新型コロナ第9波「第8波より大規模の可能性」専門家会合が指摘
厚生労働省の専門家会合の有志は、第8波を超える規模の第9波が起きる可能性を文書で示しています。このニュースについて郷医師に伺いました。
監修医師:
郷 正憲(医師)
専門家会合で議論された内容とは?
4月19日に開催された厚生労働省の専門家会合は、新型コロナウイルスの感染症法上の位置付けが5類に変更される前の最後の定期開催となりました。今回議論された内容について教えてください。
郷先生
4月19日に開催された厚生労働省の専門家会合では、現在の新型コロナウイルスの感染状況について「感染が下げ止まった後は全国的に緩やかな増加傾向となっており、特に大都市部で20代や10代以下の感染者数増加がみられる」との見解を示しました。また、「これまでの傾向を踏まえると、他人との接触機会が多くなるゴールデンウィークが明けた後に感染が拡大した後にいったん減少して、再び夏に向けて感染拡大する可能性がある」とも指摘しています。
さらに専門家会合では、ワクチンや感染によってできた免疫が時間とともに下がっていく、免疫を回避する新たな変異ウイルスの割合が増えることなどについての注意喚起をしました。専門家会合は、新型コロナウイルスの感染症法上の位置付けが「5類」に移行される中でも地域での流行状況に関心を持ち、自主的に感染を防ぐための行動を取って特に重症化リスクの高い高齢者に感染が及ばないようにする配慮が重要だとしています。
この専門家会合は2020年2月に設置されて以降、定期的に開かれてきましたが、新型コロナウイルスの感染症法上の位置付けが5類に移行することに伴い、今後は感染状況に応じて不定期で開かれることになります。
第9波への言及は?
専門家会合では第9波への言及もされましたが、どのような内容が示されたのでしょうか?
郷先生
第9波への懸念は、厚生労働省の専門家会合の有志がまとめた文書で示されました。文書では「新型コロナウイルス対策の緩和が進む中で、感染者数が増加に転じる地域が増えてきていることから、今後第9波が起きる可能性は高い」としています。
そして、国内における感染によって獲得した免疫を持つ人は、2月から3月におこなわれた調査で32.1%と割合が低くなっていることなどから、第8波よりも大きな規模になる可能性が残されているとしています。仮にワクチンの接種率が上がらないまま大規模な感染拡大が起きると、死亡者数は高齢者を中心に海外と比べて多い状況で推移する可能性があるとも警告しています。
第9波の言及への受け止めは?
専門家会合の有志による文書で警告された第9波についての受け止めを教えてください。また、私たちが気を付けるべきポイントも教えてください。
郷先生
第8波が小康状態になってから、安定して感染者数は少数で落ち着いている状況がしばらく続いています。感染者数の全数把握を終了したので正確な数は分かりませんが、そのほかの指標である重症者数や下水中のウイルス量測定などの指標でも小康状態は続いており、ひとまず現在は安心していいのではないでしょうか。

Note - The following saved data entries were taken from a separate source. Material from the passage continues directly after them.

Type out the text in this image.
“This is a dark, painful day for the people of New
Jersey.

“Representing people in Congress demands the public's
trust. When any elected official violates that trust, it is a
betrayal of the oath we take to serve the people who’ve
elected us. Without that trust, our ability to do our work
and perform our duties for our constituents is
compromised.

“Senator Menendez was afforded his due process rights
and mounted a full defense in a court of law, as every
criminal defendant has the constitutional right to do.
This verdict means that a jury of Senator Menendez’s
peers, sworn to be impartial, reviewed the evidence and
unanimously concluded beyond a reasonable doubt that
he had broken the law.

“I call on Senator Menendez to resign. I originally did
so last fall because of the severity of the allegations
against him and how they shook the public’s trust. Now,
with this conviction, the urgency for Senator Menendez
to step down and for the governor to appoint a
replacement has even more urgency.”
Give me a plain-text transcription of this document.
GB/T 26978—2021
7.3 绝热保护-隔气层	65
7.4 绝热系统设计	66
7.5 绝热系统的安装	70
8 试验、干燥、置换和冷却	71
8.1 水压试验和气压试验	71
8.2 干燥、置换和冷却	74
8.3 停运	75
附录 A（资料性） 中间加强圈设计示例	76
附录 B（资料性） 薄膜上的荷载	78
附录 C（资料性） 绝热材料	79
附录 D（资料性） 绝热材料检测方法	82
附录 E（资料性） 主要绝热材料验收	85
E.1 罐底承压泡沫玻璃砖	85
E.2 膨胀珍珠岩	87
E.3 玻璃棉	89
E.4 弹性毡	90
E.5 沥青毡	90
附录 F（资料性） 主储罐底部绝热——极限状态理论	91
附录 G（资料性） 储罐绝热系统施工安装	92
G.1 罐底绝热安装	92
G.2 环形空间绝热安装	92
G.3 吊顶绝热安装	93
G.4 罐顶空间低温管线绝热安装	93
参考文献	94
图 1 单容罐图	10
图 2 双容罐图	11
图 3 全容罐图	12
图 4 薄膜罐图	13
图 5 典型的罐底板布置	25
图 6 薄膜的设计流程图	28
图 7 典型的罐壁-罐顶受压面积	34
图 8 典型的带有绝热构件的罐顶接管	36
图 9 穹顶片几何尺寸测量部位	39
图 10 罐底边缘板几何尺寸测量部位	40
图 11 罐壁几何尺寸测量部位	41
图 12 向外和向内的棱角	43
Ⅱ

一方で、アフターコロナとして経済活動が活発化して外国人旅行客も増えたことに加え、マスクの着用を個人の判断に求めるという指針から、マスクの着用率も低下しているようですから、感染が起こりやすい環境にある事は間違いないでしょう。実際、4月の中旬頃から新規感染者数は一時増加に転じました。しかし、これまでの波と違い、この増加によって第9波が始まるかと思われましたが、いったん上昇した後すぐに減少に転じ、今のところ継続的な上昇を見せそうな印象はなさそうです。これは症状があるのに検査をおこなっていない人の割合が増加したからであるとか、無症状感染者が増えたからではないかと言われていますが、正確な理由は分かっていません。ほかの指標も特に上昇を見せていませんので、実際に感染者数は増加していないと想定されます。
これはひとえに、ワクチン接種に加えて既に感染した人が増加して、免疫を持っている人がかなりの割合となったからと一般に考えられています。つまり、「集団免疫」が確立しつつあるからということです。そのため、第9波が到来したとしても第8波より大きな波にはならないのではないかという意見も多くあります。もちろん、変異株の出現などで状況は一変するかもしれませんので、注意は必要です。
また、もう1つ注意が必要なのが小児です。小児のワクチン接種率は低く、既感染率も低いですから、1人の感染がクラスターを発生させる可能性が非常に高いと言われています。小児が発熱した場合はすぐに検査をして、必要に応じて感染対策を強化する必要があると言えるでしょう。
まとめ
厚生労働省の専門家会合の有志は、文書で「第8波を超える規模の第9波の可能性がある」と示しました。5月には新型コロナウイルスの感染症法上の位置付けが「5類」に移行されますが、引き続き感染の警戒は必要そうです。